HEX
Titre: Xie
Réalisateur: Chih-Hung Kuei
Interprètes: Ni Tien

 

Yung Wang
Szu-Chia Chen
Lap Ban Chan
Yung Chan
Hsi Chang
Chok Chow Cheung
Année: 1980
Genre: Thriller / Horreur / "Giallo"
Pays: Hong Kong
Editeur  
Critique:

HEX appartient à cette vague horrifique lancée par la Shaw Brothers à la fin des seventies pour renouveler l’intérêt d’un public lassé des Kung-fu interchangeables et des Wu Xia alambiqués. Probablement inspiré par le cinéma «démoniaque» ayant triomphé en Occident durant les années précédentes (via les succès de L’EXORCISTE, LA SENTINELLE DES MAUDITS, LA MALEDICTION ou encore AMITYVILLE) la vénérable compagnie hongkongaise se lance, à son tour, dans l’exploitation des frayeurs locales et propose des récits peuplés de fantômes, de maisons gantées et de malédiction.

Toutefois, HEX prend ses distances avec des titres comme BLACK MAGIC ou THE BOXER’S OMEN puisque la référence transparente reste, ici, le classique français Les Diaboliques, déjà abondamment pillé par tout un pan du giallo (dit « de machination »). Le cinéaste s’inspire donc effrontément, du moins durant les trois premiers quarts d’heure, de la surprenante intrigue jadis imaginés par les duettistes Boileau et Narcejac.

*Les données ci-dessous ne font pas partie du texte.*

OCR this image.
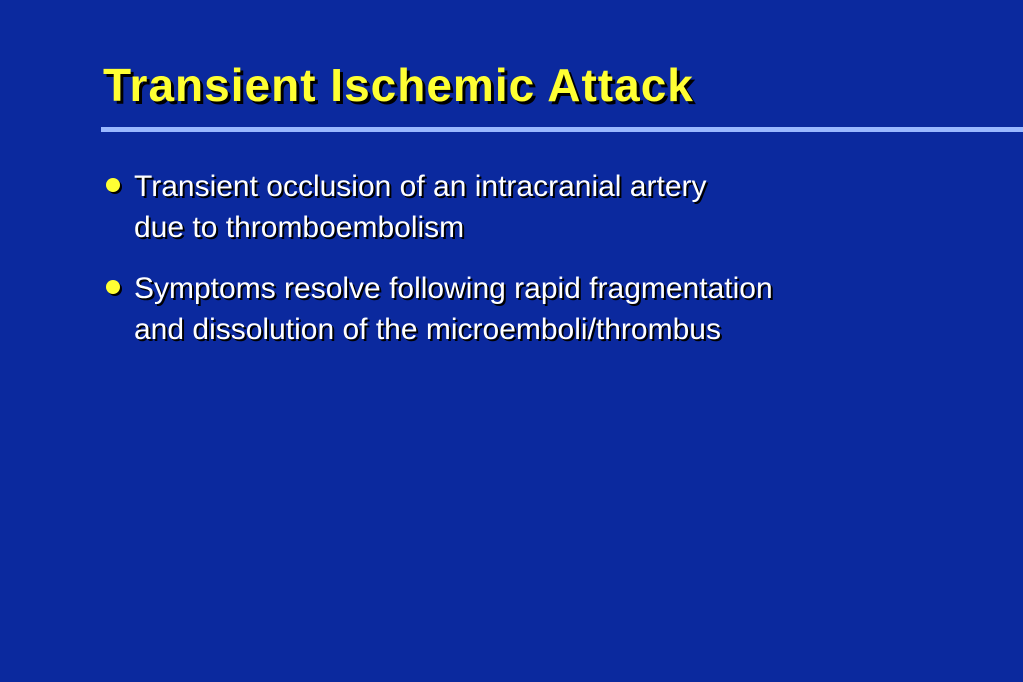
Transient Ischemic Attack
Transient occlusion of an intracranial artery
due to thromboembolism
Symptoms resolve following rapid fragmentation
and dissolution of the microemboli/thrombus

Un mari violent, Yeung Chu Yu, dilapide son argent dans les maisons de jeu ou en compagnie de femmes vénales. Alcoolique, il attend la mort de son épouse, Chan Sau Ying, atteinte d’une tuberculose incurable et n’hésite pas à la martyriser dans l’espoir d’hâter son trépas. Le tyran domestique s’en prend également à sa servante, Kei Wah qu’il bat sans vergogne. Un jour, celle-ci se rebelle et, avec l’aide de Chan Sau Ying, noie la brute dans une barrique emplie d’eau. Les deux femmes se débarrassent ensuite du cadavre en l’immergeant au fond d’un étang voisin. Mais, peu après, des phénomènes étranges se produisent. L’assassiné serait-il revenu du royaume des morts pour se venger ?

Débutant comme un thriller, HEX s’oriente par la suite vers l’épouvante et ne lésine pas sur les effets horrifiques outranciers. Le métrage multiplie en effet les apparitions spectrales et les manifestations surnaturelles, ponctuées d’une pincée de gore et d’un soupçon d’érotisme, essentiellement présent lors de la danse lascive d’une demoiselle totalement nue mais couverte de tatouages censés éloigner les esprits malfaisants.

Si la première partie du film s’avère relativement prévisible (quiconque a vu Les Diaboliques comprendra rapidement où conduit l’intrigue), la seconde partie joue, elle, la carte des rebondissements en cascades. Les twists se succèdent, par conséquent, sans grand souci de logique ni même de vraisemblance mais fonctionnent plaisamment jusqu’à la grande révélation finale façon «Scooby-Doo». Sans la dévoiler, le fantastique bat alors en brèche devant le thriller plus cartésien qui rationalise le récit de hantise précédemment développé. Un twist pas franchement crédible mais indéniablement efficace et étonnant dans la tradition du giallo transalpin.

Bénéficiant de toutes les qualités des productions Shaw Brothers (une excellente photographie aux couleurs contrastées typique de l’école italienne représentée par Bava et Argento, des décors à l’artificialité assumée mais à l’esthétique somptueuse), HEX se regarde avec intérêt et présente une facette différente et plus méconnue du cinéma hongkongais. A découvrir.